En la Alta Edad Media, los fueros se erigieron en la principal fuente del derecho. Ante la inexistencia de una norma común para todos los territorios de la península y la necesidad de repoblar los territorios conquistados, el fuero resultó ser de utilidad. Disponían privilegios, a modo de reclamo, para los nuevos pobladores y para quienes en lo sucesivo decidieran establecerse en ellos. Y, naturalmente, sirvieron para ordenar la vida en los territorios de sus respectivas jurisdicciones.

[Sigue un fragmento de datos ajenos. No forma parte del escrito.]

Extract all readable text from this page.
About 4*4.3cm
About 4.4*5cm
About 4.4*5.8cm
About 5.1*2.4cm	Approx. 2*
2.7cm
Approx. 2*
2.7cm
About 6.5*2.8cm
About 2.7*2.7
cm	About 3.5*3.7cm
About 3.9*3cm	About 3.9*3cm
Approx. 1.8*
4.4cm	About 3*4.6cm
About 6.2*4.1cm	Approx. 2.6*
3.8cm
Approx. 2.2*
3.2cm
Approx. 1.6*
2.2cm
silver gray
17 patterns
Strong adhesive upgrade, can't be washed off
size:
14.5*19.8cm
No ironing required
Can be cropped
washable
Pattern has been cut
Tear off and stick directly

Las visiones románticas de tiempos pretéritos y el ansia desbocada por construir opiniones inéditas están bien pero tienen sus riesgos, y no son menores. La indolencia es el olvido; el sufrimiento de nuestros ancestros no puede ser ignorado ni tan alegremente relativizado. Si exceptuamos la barbarie de ETA, la Constitución Española ha procurado a los españoles uno de los periodos históricos de mayor paz y bienestar. ¡Por Dios Bendito!, reconozcamos que nuestro tiempo es, de largo, el mejor tiempo posible. Frente a reyes absolutistas, nuestro monarca reina pero no gobierna y se inclina ante al Parlamento. Frente a plenipotenciarios señores feudales y una sociedad estamental, nuestras leyes vinieron para hacernos iguales, reintegrándonos la dignidad arrebatada. Frente al egoísmo periférico y la disparatada supremacía por algunos invocada, España nos recordó la fortaleza de la solidaridad y el valor del mestizaje. Frente a las guerra, diplomacia. Frente a la miseria, justicia social. Frente a la superchería, la razón y frente a la tiranía, libertad.

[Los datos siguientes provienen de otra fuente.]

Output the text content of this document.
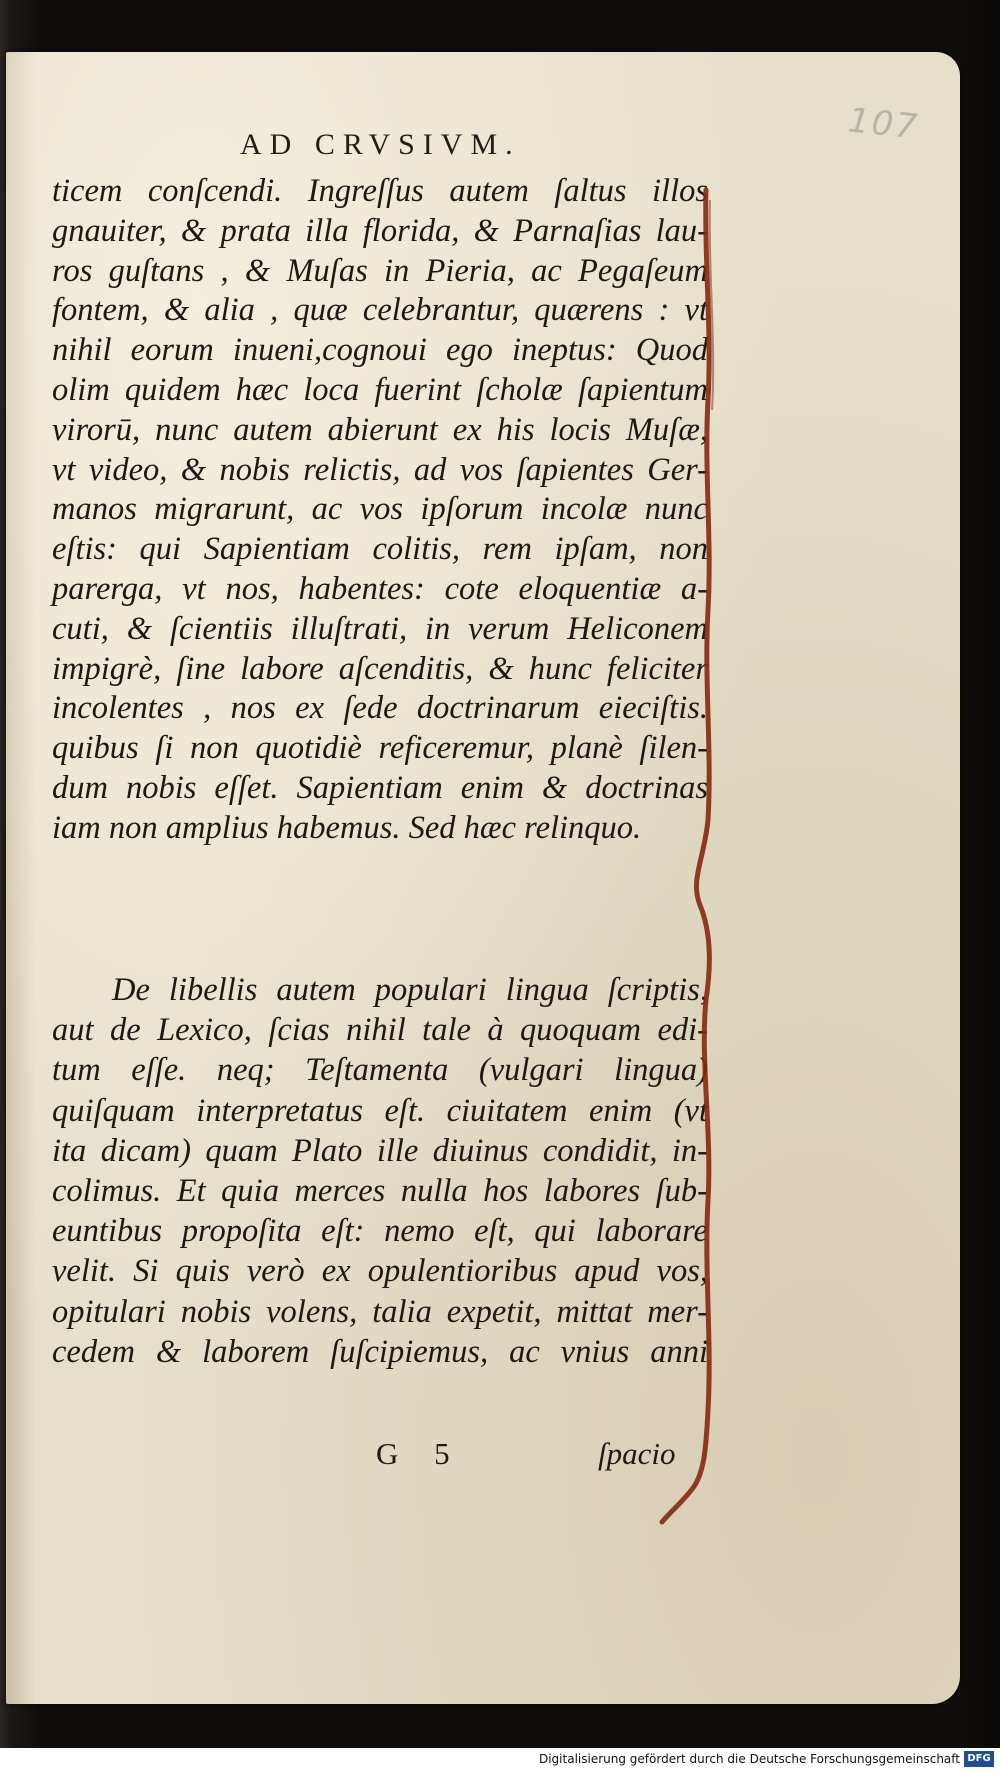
107
AD CRVSIVM.
ticem conſcendi. Ingreſſus autem ſaltus illos
gnauiter, & prata illa florida, & Parnaſias lau-
ros guſtans , & Muſas in Pieria, ac Pegaſeum
fontem, & alia , quæ celebrantur, quærens : vt
nihil eorum inueni,cognoui ego ineptus: Quod
olim quidem hæc loca fuerint ſcholæ ſapientum
virorū, nunc autem abierunt ex his locis Muſæ,
vt video, & nobis relictis, ad vos ſapientes Ger-
manos migrarunt, ac vos ipſorum incolæ nunc
eſtis: qui Sapientiam colitis, rem ipſam, non
parerga, vt nos, habentes: cote eloquentiæ a-
cuti, & ſcientiis illuſtrati, in verum Heliconem
impigrè, ſine labore aſcenditis, & hunc feliciter
incolentes , nos ex ſede doctrinarum eieciſtis.
quibus ſi non quotidiè reficeremur, planè ſilen-
dum nobis eſſet. Sapientiam enim & doctrinas
iam non amplius habemus. Sed hæc relinquo.
De libellis autem populari lingua ſcriptis,
aut de Lexico, ſcias nihil tale à quoquam edi-
tum eſſe. neq; Teſtamenta (vulgari lingua)
quiſquam interpretatus eſt. ciuitatem enim (vt
ita dicam) quam Plato ille diuinus condidit, in-
colimus. Et quia merces nulla hos labores ſub-
euntibus propoſita eſt: nemo eſt, qui laborare
velit. Si quis verò ex opulentioribus apud vos,
opitulari nobis volens, talia expetit, mittat mer-
cedem & laborem ſuſcipiemus, ac vnius anni
G 5	ſpacio
Digitalisierung gefördert durch die Deutsche Forschungsgemeinschaft DFG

Solo un ingrato o un indolente puede dulcificar penurias pasadas y desdeñar el presente.

La Constitución Española de 1978, pese a la inconclusa y nebulosa regulación de cuestiones troncales, pese a la urgencia impuesta por la excepcionalidad del momento, pese al relato manifiestamente mejorable de parte de su articulado, pese a estas y otras cuestiones, supuso un hito en nuestra historia política de incalculable valor. Las tropelías de la II República, la Guerra Civil y cuatro décadas de dictadura, dejaron una estela de muerte, sufrimiento y odio del que todavía andamos recuperándonos. Dicen, y es verdad, que las leyes tienen su espíritu. El alma de nuestra Ley de Leyes fue la de un pueblo silenciado y herido, con un afán irrefrenable por caminar unido y en paz.

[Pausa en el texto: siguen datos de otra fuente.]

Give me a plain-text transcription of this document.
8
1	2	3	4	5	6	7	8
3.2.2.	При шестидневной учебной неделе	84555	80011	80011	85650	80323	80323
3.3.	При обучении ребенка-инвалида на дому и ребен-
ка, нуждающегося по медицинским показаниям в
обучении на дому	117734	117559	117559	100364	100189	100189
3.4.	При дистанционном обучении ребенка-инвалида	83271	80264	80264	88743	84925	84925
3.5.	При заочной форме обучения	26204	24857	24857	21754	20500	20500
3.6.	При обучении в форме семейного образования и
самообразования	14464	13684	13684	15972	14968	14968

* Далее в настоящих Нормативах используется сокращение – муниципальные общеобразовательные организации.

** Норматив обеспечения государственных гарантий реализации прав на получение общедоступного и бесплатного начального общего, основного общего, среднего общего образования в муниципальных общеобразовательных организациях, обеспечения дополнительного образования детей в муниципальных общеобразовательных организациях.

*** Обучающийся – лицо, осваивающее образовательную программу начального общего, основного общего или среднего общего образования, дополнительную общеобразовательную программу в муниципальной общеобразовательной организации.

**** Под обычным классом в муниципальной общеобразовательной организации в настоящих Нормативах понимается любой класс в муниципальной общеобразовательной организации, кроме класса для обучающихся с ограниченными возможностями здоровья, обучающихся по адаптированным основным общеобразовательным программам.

España es Pelayo y la batalla de Covadonga. También las órdenes militares de Calatrava, Santiago y Alcántara. Y los vascones que en Roncesvalles derrotaron a francos y en el sur frenaron el avance musulmán. España es la batalla de las Navas de Tolosa donde, inexorablemente, el sueño colectivo y grandioso de una España unida comenzaba a tomar forma. España, por descontado, es el Oratorio de San Felipe Neri donde las Cortes de Cádiz forjaron la Constitución liberal de 1812 que, antes que un mero corpus legis, supuso un grito ensordecedor de soberanía e hispanidad.

Más allá de gestas heroicas que a todos nos gusta recordar, la España de hoy es, ente todo y sobre todo, la España sufrida y soñada por nuestros antepasados. Mucho es el camino por recorrer porque el horizonte, como la utopía, sigue estando demasiado lejos. Pero agradezco a los dioses la España en que nací. Con más fuerza y sentido que nunca, resuenan en mis oídos las palabras del poeta….

         ¿Tu verdad? No; la verdad.

         Y  ven conmigo a buscarla.

         La tuya guárdatela.

Porque la España que yo quiero, la España que yo anhelo, o a todos pertenece o de nadie habrá de ser.

 Disculpen este apasionado panegírico pero, como dijo aquél, aunque es hermoso servir a la patria con hechos, no es absurdo servirla con palabras.